Interactions Between Crosscoder Features: A Compact Proofs Perspective
Researchers introduce a framework using compact proofs to measure feature interactions in crosscoders and Sparse Autoencoders, revealing that interactions between learned features cause reconstruction errors. The work demonstrates practical applications including computationally sparse models that maintain 60% performance with minimal features and detection of sleeper agent behavior in AI systems.

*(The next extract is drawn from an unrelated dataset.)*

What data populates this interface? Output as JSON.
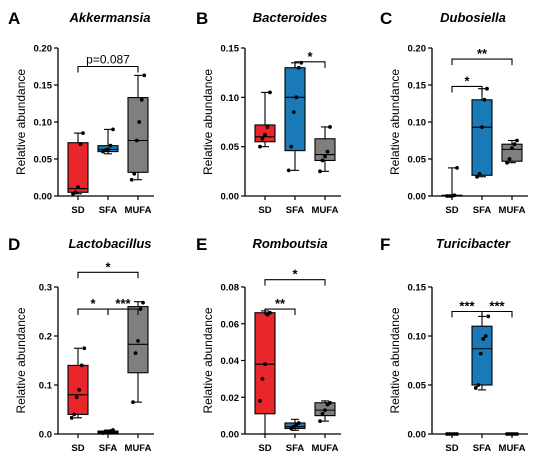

This research addresses a fundamental challenge in AI interpretability: understanding how neural network features interact when decomposed through dictionary learning methods like crosscoders. The compact proofs framework provides a formal mathematical foundation for quantifying these interactions, moving beyond treating features as purely independent components. This matters because current interpretability tools assume feature independence, introducing systematic errors when features actually interact. The authors demonstrate that their interaction measure can be directly integrated as a loss penalty during training, enabling models to learn more computationally efficient representations. Achieving 60% of MLP performance with single-feature selection per datapoint represents a substantial improvement over standard approaches yielding only 10%, suggesting the interaction-aware optimization fundamentally changes how neural networks allocate computational resources. The semantic clustering results indicate the interaction measure captures meaningful structure in model behavior. The sleeper agent application reveals practical security implications, as these deceptive models exhibit pronounced feature interactions, potentially providing a detection signal for problematic AI behavior. This research bridges theoretical interpretability work with practical applications in model compression and AI safety. For the broader AI community, these findings suggest that interpretability methods must account for feature interactions to provide accurate explanations of model behavior. The open-sourced code enables adoption across research groups.
- βCompact proofs framework quantifies feature interactions in crosscoders, addressing hidden reconstruction errors from assumed independence.
- βInteraction-aware training achieves 60% performance retention with single features per neuron, versus 10% for standard sparse autoencoders.
- βInteraction measures enable semantic feature clustering and reveal significant interactions in sleeper agent AI systems.
- βThe differentiable loss penalty approach provides a practical optimization method for building interpretable, computationally efficient models.
- βResults have implications for AI safety monitoring and detection of deceptive model behavior.